Trying to figure out, what LDAP-authentication is. I can authenticate using LDAP against MS Active Directory, Samba4, FreeIPA and OpenLDAP, right?
So, these four software can hold users' auth-data. But why Windows authentication service can not authenticate against OpenLDAP? What AD can tell to Windows OS, that can not be told by OpenLDAP?
If I will build LDAP-authentication for web service, will it be working on all LDAP powered services or not?
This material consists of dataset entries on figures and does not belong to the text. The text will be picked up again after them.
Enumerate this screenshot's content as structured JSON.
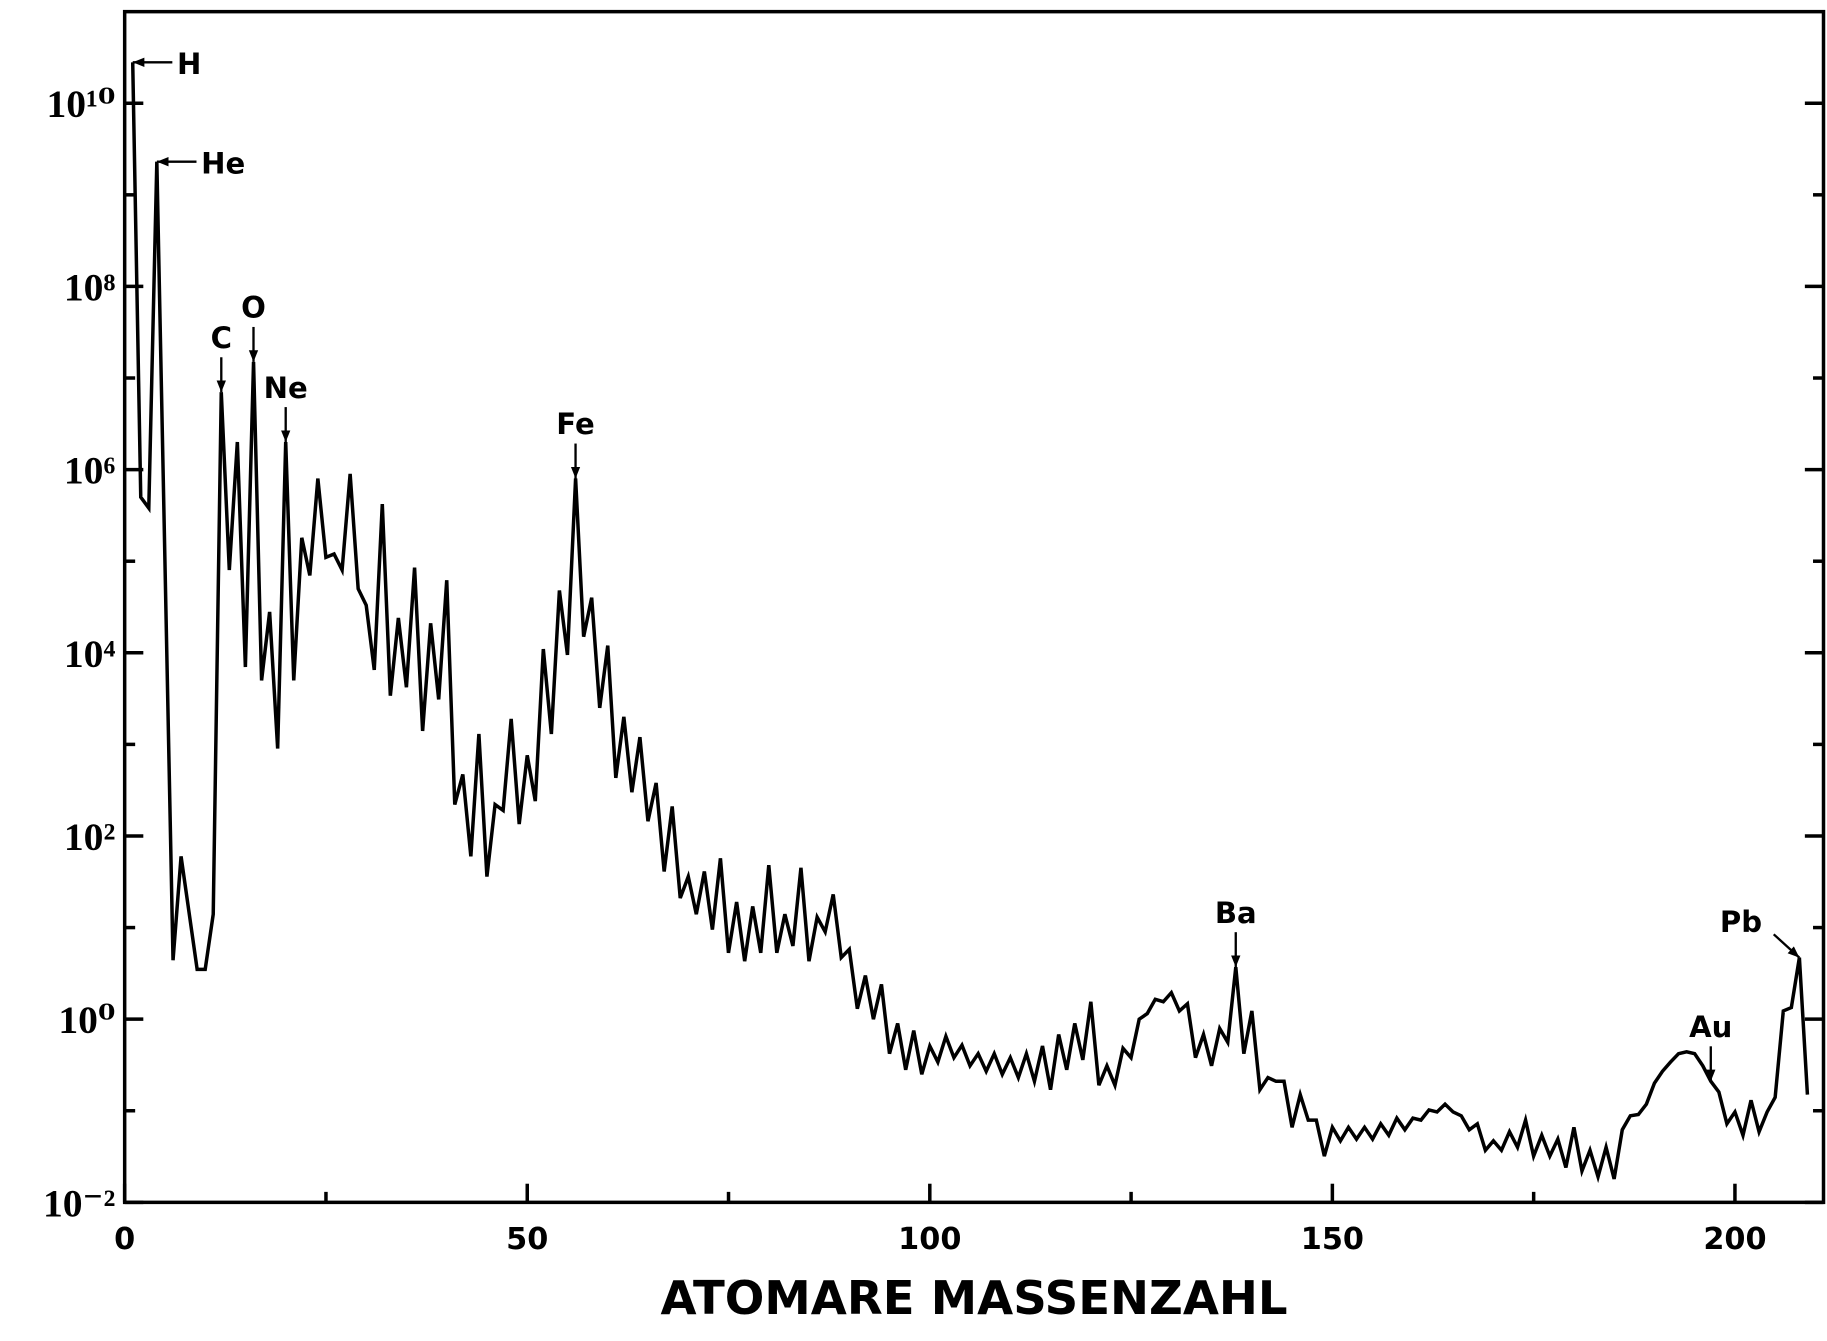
{
  "chart_data": {
    "type": "line",
    "x_label": "ATOMARE MASSENZAHL",
    "log_y": true,
    "color": "#000000",
    "xlim": [
      0,
      211
    ],
    "xticks": [
      0,
      50,
      100,
      150,
      200
    ],
    "xminorticks": [
      25,
      75,
      125,
      175
    ],
    "ylim": [
      0.01,
      100000000000.0
    ],
    "yticks": [
      {
        "value": 0.01,
        "label": "10⁻²"
      },
      {
        "value": 1,
        "label": "10⁰"
      },
      {
        "value": 100,
        "label": "10²"
      },
      {
        "value": 10000,
        "label": "10⁴"
      },
      {
        "value": 1000000,
        "label": "10⁶"
      },
      {
        "value": 100000000,
        "label": "10⁸"
      },
      {
        "value": 10000000000,
        "label": "10¹⁰"
      }
    ],
    "yminorticks": [
      0.1,
      10,
      1000,
      100000,
      10000000,
      1000000000
    ],
    "x": [
      1,
      2,
      3,
      4,
      6,
      7,
      9,
      10,
      11,
      12,
      13,
      14,
      15,
      16,
      17,
      18,
      19,
      20,
      21,
      22,
      23,
      24,
      25,
      26,
      27,
      28,
      29,
      30,
      31,
      32,
      33,
      34,
      35,
      36,
      37,
      38,
      39,
      40,
      41,
      42,
      43,
      44,
      45,
      46,
      47,
      48,
      49,
      50,
      51,
      52,
      53,
      54,
      55,
      56,
      57,
      58,
      59,
      60,
      61,
      62,
      63,
      64,
      65,
      66,
      67,
      68,
      69,
      70,
      71,
      72,
      73,
      74,
      75,
      76,
      77,
      78,
      79,
      80,
      81,
      82,
      83,
      84,
      85,
      86,
      87,
      88,
      89,
      90,
      91,
      92,
      93,
      94,
      95,
      96,
      97,
      98,
      99,
      100,
      101,
      102,
      103,
      104,
      105,
      106,
      107,
      108,
      109,
      110,
      111,
      112,
      113,
      114,
      115,
      116,
      117,
      118,
      119,
      120,
      121,
      122,
      123,
      124,
      125,
      126,
      127,
      128,
      129,
      130,
      131,
      132,
      133,
      134,
      135,
      136,
      137,
      138,
      139,
      140,
      141,
      142,
      143,
      144,
      145,
      146,
      147,
      148,
      149,
      150,
      151,
      152,
      153,
      154,
      155,
      156,
      157,
      158,
      159,
      160,
      161,
      162,
      163,
      164,
      165,
      166,
      167,
      168,
      169,
      170,
      171,
      172,
      173,
      174,
      175,
      176,
      177,
      178,
      179,
      180,
      181,
      182,
      183,
      184,
      185,
      186,
      187,
      188,
      189,
      190,
      191,
      192,
      193,
      194,
      195,
      196,
      197,
      198,
      199,
      200,
      201,
      202,
      203,
      204,
      205,
      206,
      207,
      208,
      209
    ],
    "values": [
      28000000000.0,
      500000.0,
      380000.0,
      2300000000.0,
      4.4,
      60,
      3.5,
      3.5,
      14,
      7000000.0,
      80000.0,
      2000000.0,
      7000.0,
      15000000.0,
      5000.0,
      28000.0,
      900,
      2000000.0,
      5000.0,
      180000.0,
      70000.0,
      800000.0,
      110000.0,
      120000.0,
      80000.0,
      900000.0,
      50000.0,
      33000.0,
      6500.0,
      420000.0,
      3400.0,
      24000.0,
      4200.0,
      85000.0,
      1400.0,
      21000.0,
      3100.0,
      62000.0,
      220,
      470,
      60,
      1300.0,
      36,
      220,
      190,
      1900.0,
      135,
      760,
      240,
      11000.0,
      1300.0,
      48000.0,
      9500.0,
      800000.0,
      15000.0,
      40000.0,
      2500.0,
      12000.0,
      430,
      2000.0,
      300,
      1200.0,
      145,
      380,
      41,
      210,
      21,
      36,
      14,
      41,
      9.5,
      57,
      5.3,
      19,
      4.3,
      17,
      5.3,
      48,
      5.3,
      14,
      6.3,
      45,
      4.3,
      13,
      9,
      23,
      4.7,
      5.8,
      1.3,
      3,
      1,
      2.4,
      0.42,
      0.9,
      0.28,
      0.75,
      0.25,
      0.51,
      0.34,
      0.65,
      0.38,
      0.52,
      0.31,
      0.42,
      0.27,
      0.42,
      0.25,
      0.38,
      0.23,
      0.42,
      0.21,
      0.51,
      0.17,
      0.68,
      0.28,
      0.9,
      0.36,
      1.55,
      0.19,
      0.31,
      0.19,
      0.48,
      0.38,
      1.0,
      1.15,
      1.65,
      1.55,
      1.95,
      1.23,
      1.47,
      0.38,
      0.68,
      0.31,
      0.79,
      0.56,
      3.7,
      0.42,
      1.23,
      0.17,
      0.23,
      0.21,
      0.21,
      0.066,
      0.15,
      0.079,
      0.079,
      0.032,
      0.066,
      0.047,
      0.066,
      0.049,
      0.066,
      0.049,
      0.072,
      0.054,
      0.083,
      0.062,
      0.083,
      0.079,
      0.102,
      0.097,
      0.118,
      0.097,
      0.088,
      0.062,
      0.072,
      0.037,
      0.047,
      0.037,
      0.059,
      0.04,
      0.079,
      0.032,
      0.054,
      0.032,
      0.049,
      0.024,
      0.066,
      0.022,
      0.037,
      0.019,
      0.04,
      0.018,
      0.062,
      0.088,
      0.091,
      0.118,
      0.2,
      0.27,
      0.34,
      0.42,
      0.44,
      0.42,
      0.31,
      0.21,
      0.16,
      0.072,
      0.097,
      0.054,
      0.13,
      0.059,
      0.097,
      0.14,
      1.23,
      1.34,
      4.7,
      0.15
    ],
    "annotations": [
      {
        "text": "H",
        "x": 1
      },
      {
        "text": "He",
        "x": 4
      },
      {
        "text": "C",
        "x": 12
      },
      {
        "text": "O",
        "x": 16
      },
      {
        "text": "Ne",
        "x": 20
      },
      {
        "text": "Fe",
        "x": 56
      },
      {
        "text": "Ba",
        "x": 138
      },
      {
        "text": "Au",
        "x": 197
      },
      {
        "text": "Pb",
        "x": 208
      }
    ]
  }
}
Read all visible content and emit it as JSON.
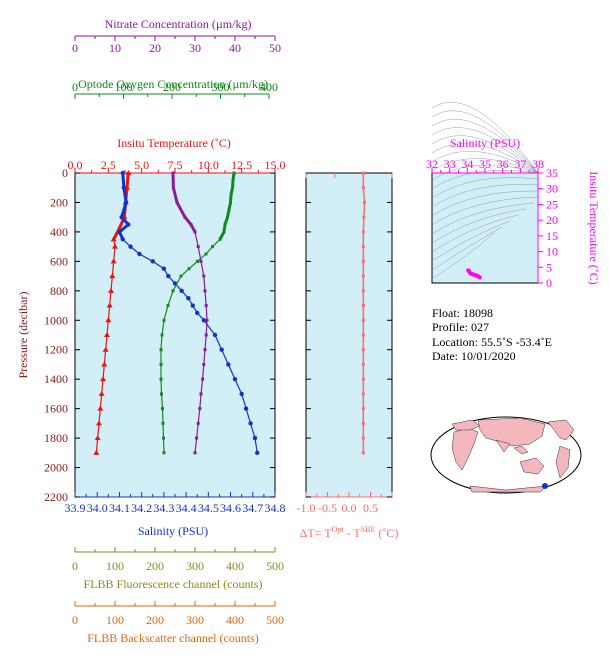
{
  "colors": {
    "nitrate": "#8b1a9b",
    "oxygen": "#118a1b",
    "temperature": "#ee1111",
    "salinity": "#1133cc",
    "pressure": "#8b1a1a",
    "delta": "#ff6b6b",
    "fluorescence": "#8a8a22",
    "backscatter": "#dd6611",
    "ts": "#ff00ff",
    "panel_bg": "#d2eef7"
  },
  "labels": {
    "nitrate_axis": "Nitrate Concentration (µm/kg)",
    "oxygen_axis": "Optode Oxygen Concentration (µm/kg)",
    "temperature_axis": "Insitu Temperature (˚C)",
    "salinity_axis": "Salinity (PSU)",
    "pressure_axis": "Pressure (decibar)",
    "delta_axis": "ΔT= T",
    "delta_sup1": "Opt",
    "delta_mid": " - T",
    "delta_sup2": "SBE",
    "delta_end": " (˚C)",
    "fluorescence_axis": "FLBB Fluorescence channel (counts)",
    "backscatter_axis": "FLBB Backscatter channel (counts)",
    "ts_top_axis": "Salinity (PSU)",
    "ts_right_axis": "Insitu Temperature (˚C)"
  },
  "info": {
    "float": "Float:  18098",
    "profile": "Profile:  027",
    "location": "Location:  55.5˚S  -53.4˚E",
    "date": "Date:  10/01/2020"
  },
  "axes": {
    "nitrate_ticks": [
      "0",
      "10",
      "20",
      "30",
      "40",
      "50"
    ],
    "oxygen_ticks": [
      "0",
      "100",
      "200",
      "300",
      "400"
    ],
    "temperature_ticks": [
      "0.0",
      "2.5",
      "5.0",
      "7.5",
      "10.0",
      "12.5",
      "15.0"
    ],
    "salinity_ticks": [
      "33.9",
      "34.0",
      "34.1",
      "34.2",
      "34.3",
      "34.4",
      "34.5",
      "34.6",
      "34.7",
      "34.8"
    ],
    "pressure_ticks": [
      "0",
      "200",
      "400",
      "600",
      "800",
      "1000",
      "1200",
      "1400",
      "1600",
      "1800",
      "2000",
      "2200"
    ],
    "delta_ticks": [
      "-1.0",
      "-0.5",
      "0.0",
      "0.5"
    ],
    "fluorescence_ticks": [
      "0",
      "100",
      "200",
      "300",
      "400",
      "500"
    ],
    "backscatter_ticks": [
      "0",
      "100",
      "200",
      "300",
      "400",
      "500"
    ],
    "ts_sal_ticks": [
      "32",
      "33",
      "34",
      "35",
      "36",
      "37",
      "38"
    ],
    "ts_temp_ticks": [
      "0",
      "5",
      "10",
      "15",
      "20",
      "25",
      "30",
      "35"
    ]
  },
  "chart_data": [
    {
      "type": "line",
      "name": "profiles",
      "ylim": [
        0,
        2200
      ],
      "xlim_temperature": [
        0,
        15
      ],
      "xlim_salinity": [
        33.9,
        34.8
      ],
      "xlim_oxygen": [
        0,
        400
      ],
      "xlim_nitrate": [
        0,
        50
      ],
      "series": [
        {
          "name": "temperature",
          "pressure": [
            0,
            100,
            200,
            300,
            400,
            450,
            500,
            600,
            700,
            800,
            900,
            1000,
            1100,
            1200,
            1300,
            1400,
            1500,
            1600,
            1700,
            1800,
            1900
          ],
          "values": [
            4.0,
            3.9,
            3.8,
            3.7,
            3.2,
            2.9,
            3.0,
            2.9,
            2.8,
            2.7,
            2.6,
            2.5,
            2.4,
            2.3,
            2.2,
            2.1,
            2.0,
            1.9,
            1.8,
            1.7,
            1.6
          ]
        },
        {
          "name": "salinity",
          "pressure": [
            0,
            100,
            200,
            300,
            350,
            400,
            450,
            500,
            550,
            600,
            650,
            700,
            750,
            800,
            850,
            900,
            950,
            1000,
            1100,
            1200,
            1300,
            1400,
            1500,
            1600,
            1700,
            1800,
            1900
          ],
          "values": [
            34.115,
            34.12,
            34.13,
            34.11,
            34.14,
            34.1,
            34.115,
            34.15,
            34.19,
            34.25,
            34.3,
            34.32,
            34.35,
            34.38,
            34.41,
            34.43,
            34.45,
            34.48,
            34.53,
            34.56,
            34.59,
            34.62,
            34.65,
            34.67,
            34.69,
            34.71,
            34.72
          ]
        },
        {
          "name": "oxygen",
          "pressure": [
            0,
            50,
            100,
            150,
            200,
            250,
            300,
            350,
            400,
            450,
            500,
            550,
            600,
            650,
            700,
            800,
            900,
            1000,
            1100,
            1200,
            1300,
            1400,
            1500,
            1600,
            1700,
            1800,
            1900
          ],
          "values": [
            318,
            316,
            315,
            312,
            311,
            308,
            305,
            300,
            298,
            290,
            275,
            262,
            245,
            228,
            212,
            196,
            186,
            178,
            174,
            172,
            172,
            172,
            173,
            175,
            176,
            177,
            178
          ]
        },
        {
          "name": "nitrate",
          "pressure": [
            0,
            100,
            200,
            300,
            350,
            400,
            500,
            600,
            700,
            800,
            900,
            1000,
            1100,
            1200,
            1300,
            1400,
            1500,
            1600,
            1700,
            1800,
            1900
          ],
          "values": [
            24.5,
            24.6,
            25.5,
            27.5,
            29,
            30,
            30.8,
            31.5,
            32.2,
            32.5,
            32.8,
            33,
            32.8,
            32.5,
            32.2,
            31.9,
            31.5,
            31.2,
            30.8,
            30.4,
            30
          ]
        }
      ]
    },
    {
      "type": "line",
      "name": "delta_t",
      "xlim": [
        -1.0,
        0.5
      ],
      "ylim": [
        0,
        2200
      ],
      "pressure": [
        0,
        100,
        200,
        300,
        400,
        500,
        600,
        700,
        800,
        900,
        1000,
        1100,
        1200,
        1300,
        1400,
        1500,
        1600,
        1700,
        1800,
        1900
      ],
      "values": [
        0.0,
        0.0,
        0.02,
        0.01,
        0.0,
        0.0,
        0.0,
        0.0,
        0.0,
        0.0,
        0.0,
        0.0,
        0.0,
        0.0,
        0.0,
        0.0,
        0.0,
        0.0,
        0.0,
        0.0
      ]
    },
    {
      "type": "scatter",
      "name": "ts_diagram",
      "xlim": [
        32,
        38
      ],
      "ylim": [
        0,
        35
      ],
      "x": [
        34.05,
        34.1,
        34.15,
        34.2,
        34.25,
        34.3,
        34.35,
        34.4,
        34.45,
        34.5,
        34.55,
        34.6,
        34.65,
        34.7
      ],
      "y": [
        4.0,
        3.7,
        3.2,
        3.0,
        2.9,
        2.8,
        2.7,
        2.6,
        2.5,
        2.4,
        2.3,
        2.2,
        2.0,
        1.8
      ]
    }
  ]
}
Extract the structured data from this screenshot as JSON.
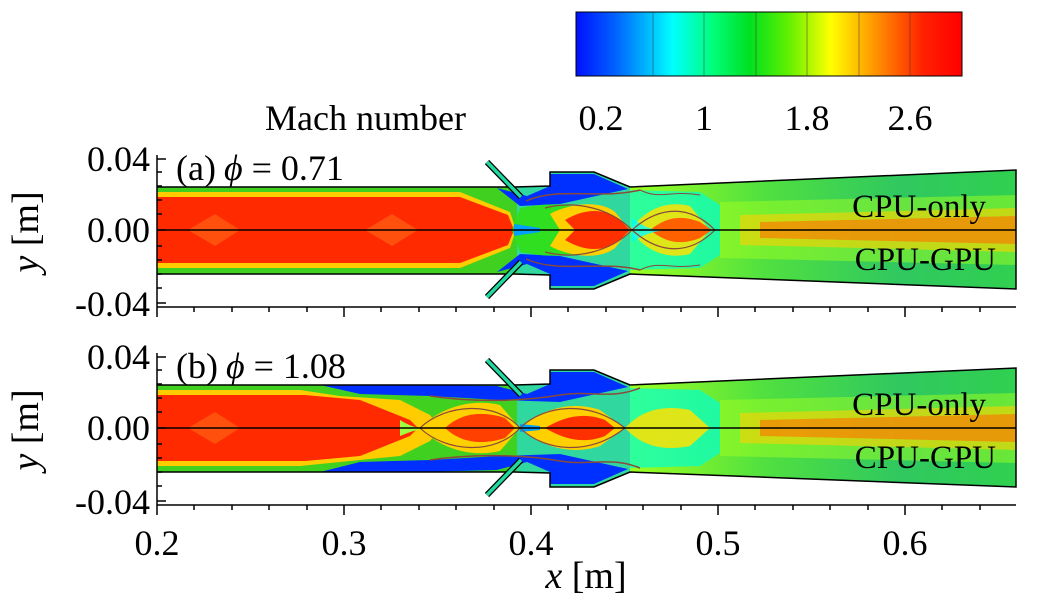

With the right configuration in place ahead of time, Windows can access OpenLDAP no problem. For example, I know that HP as a company was on OpenLDAP as a company as their centralized internal authentication directory before they switched to AD a decade and a half ago. Windows clients joined to the AD domain first present a Kerberos ticket to the AD domain controller instance and authenticate before they are allowed to browse it's LDAP directory because by default Windows clients cannot browse the AD LDAP anonymously as AD LDAP is a Kerberos-protected (by AD) resource. OpenLDAP in your case was probably secured by someone in the past, and thus it also cannot be browsed anonymously so you will have to make some provision to get these Windows clients able to browse the OpenLDAP directory. You can do this in a couple of ways. In short, security re-configuration will be required before it will work the way you want. Here's a link showing how to secure OpenLDAP, just reverse engineer the instructions to make the necessary changes to open up the access: OpenLDAP Access Control and note that any web application server can quickly be configured to point to any LDAP directory for authentication, but the web application service can only be pointed to one type of LDAP at any one time, so either its pointed to AD or pointed to Open LDAP but can't be to both at the same time. Does this answer your question?